The name might ring a bell. If you follow Latin American politics, you will have heard of the Tupamaros in Uruguay and the Movimiento Revolucionario Tupac Amaru in Peru. They were named after him. If you know your history of the Conquest, you’ll recall Tupac Amaru I, who resisted the Spanish from Vilcabamba and was executed in Cusco in 1572. They were related. If you have been alive in the last twenty-five years, you have heard of Tupac (Amaru) Shakur. Yes, the rapper was named after Tupac Amaru.
Tupac Amaru led the largest uprising in colonial Spanish American history, from its beginnings near the Inca capital of Cusco in November 1780 until his execution on May 18, 1781. In fact, the rebellion continued into early 1783, well after his death and that of his influential wife, Micaela Bastidas. It stretched through the core Andean area of today’s Peru and Bolivia, from Cusco to Potosí, petrifying authorities and the Spanish throughout the continent and in Madrid. José Gabriel Condorcanqui was an indigenous authority, a kuraka, a title that the Spanish conquerors retooled from the Inca Empire. Condorcanqui added the name Tupac Amaru to highlight his bloodlines and ties to the Inca nobility. Condorcanqui made his living as merchant or muleteer, work that took him throughout colonial Peru, where he heard stories, saw injustices, and made friends and potential allies. He spoke Quechua (the language of the Incas, today the mostly widely spoken indigenous language in the Americas) and Spanish, and was comfortable in the home of Cusco’s upper classes as well as the huts of the region’s masses, the indigenous peasantry. He had mules, much land, and many debts; he was neither poor nor rich.

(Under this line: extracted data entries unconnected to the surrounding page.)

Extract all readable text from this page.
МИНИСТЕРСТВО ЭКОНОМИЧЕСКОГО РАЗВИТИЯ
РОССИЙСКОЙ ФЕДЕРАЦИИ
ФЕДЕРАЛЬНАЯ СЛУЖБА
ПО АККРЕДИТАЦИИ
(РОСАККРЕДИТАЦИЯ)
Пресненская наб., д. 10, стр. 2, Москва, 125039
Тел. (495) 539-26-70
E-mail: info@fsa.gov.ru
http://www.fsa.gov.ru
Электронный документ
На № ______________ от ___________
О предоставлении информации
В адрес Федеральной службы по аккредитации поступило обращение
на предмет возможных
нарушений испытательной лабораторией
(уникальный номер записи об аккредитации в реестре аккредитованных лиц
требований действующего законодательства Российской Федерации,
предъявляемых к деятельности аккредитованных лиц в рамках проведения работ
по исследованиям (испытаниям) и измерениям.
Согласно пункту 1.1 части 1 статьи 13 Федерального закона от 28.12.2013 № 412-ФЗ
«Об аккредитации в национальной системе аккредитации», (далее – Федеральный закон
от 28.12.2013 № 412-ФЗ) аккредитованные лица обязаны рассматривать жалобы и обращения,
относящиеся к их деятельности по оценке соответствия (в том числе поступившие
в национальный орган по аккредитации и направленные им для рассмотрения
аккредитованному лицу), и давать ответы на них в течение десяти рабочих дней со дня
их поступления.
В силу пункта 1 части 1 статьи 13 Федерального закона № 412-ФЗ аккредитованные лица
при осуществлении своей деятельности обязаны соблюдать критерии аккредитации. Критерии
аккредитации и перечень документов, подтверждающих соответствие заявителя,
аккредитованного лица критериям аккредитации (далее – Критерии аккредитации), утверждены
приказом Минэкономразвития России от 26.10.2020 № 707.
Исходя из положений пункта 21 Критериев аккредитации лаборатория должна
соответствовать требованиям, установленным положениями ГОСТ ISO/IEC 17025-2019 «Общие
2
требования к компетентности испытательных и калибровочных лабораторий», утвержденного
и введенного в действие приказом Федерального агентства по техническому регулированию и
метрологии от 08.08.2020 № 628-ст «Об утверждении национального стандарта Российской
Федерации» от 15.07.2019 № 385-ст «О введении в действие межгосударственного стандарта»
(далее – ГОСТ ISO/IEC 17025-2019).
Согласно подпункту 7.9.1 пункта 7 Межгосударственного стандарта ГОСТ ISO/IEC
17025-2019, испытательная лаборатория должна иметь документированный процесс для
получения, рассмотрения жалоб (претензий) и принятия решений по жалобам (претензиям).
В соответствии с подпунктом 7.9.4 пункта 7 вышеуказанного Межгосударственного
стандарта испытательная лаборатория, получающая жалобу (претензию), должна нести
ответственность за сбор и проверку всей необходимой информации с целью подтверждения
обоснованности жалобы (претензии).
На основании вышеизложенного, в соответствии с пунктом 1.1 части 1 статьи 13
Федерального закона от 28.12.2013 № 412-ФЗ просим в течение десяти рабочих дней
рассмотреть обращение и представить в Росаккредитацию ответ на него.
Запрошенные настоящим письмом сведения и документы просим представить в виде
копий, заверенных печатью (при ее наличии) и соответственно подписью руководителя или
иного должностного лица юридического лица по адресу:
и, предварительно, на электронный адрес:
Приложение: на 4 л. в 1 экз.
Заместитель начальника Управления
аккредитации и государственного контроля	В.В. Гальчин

Tupac Amaru and his wife Micaela had spoken out about injustices against indigenous people, rising taxes, and controls placed on the Church. In the 1770s, he had petitioned in the courts of Lima to defend himself and his people. Frustrated by their repeated failures, in November 1780, he and Micaela abducted an important regional authority, Antonio Arriaga, and, after assembling thousands of Indians, mestizos, creoles, and Spaniards, hanged him. The rebels spread to the south, ransacking textile mills and haciendas and declaring an end to Spanish oppression. They also stressed a return to the Incas. The rebels nearly took the city of Cusco in the first days of 1781. In the end, the rebellion encompassed an area larger than that of the American Revolution. Up to 100,000 died in the brutal fighting and its reverberations shaped Peru for decades if not centuries.
My new book features Tupac Amaru and Micaela Bastidas, untangling many mysteries about them and their uprising. Key questions include the role of the Catholic Church, the lure of the Incan past, and the continuation of the uprising after the leaders’ execution. This story and these mysteries help explain the enduring fascination with Tupac Amaru since his death over 230 years ago.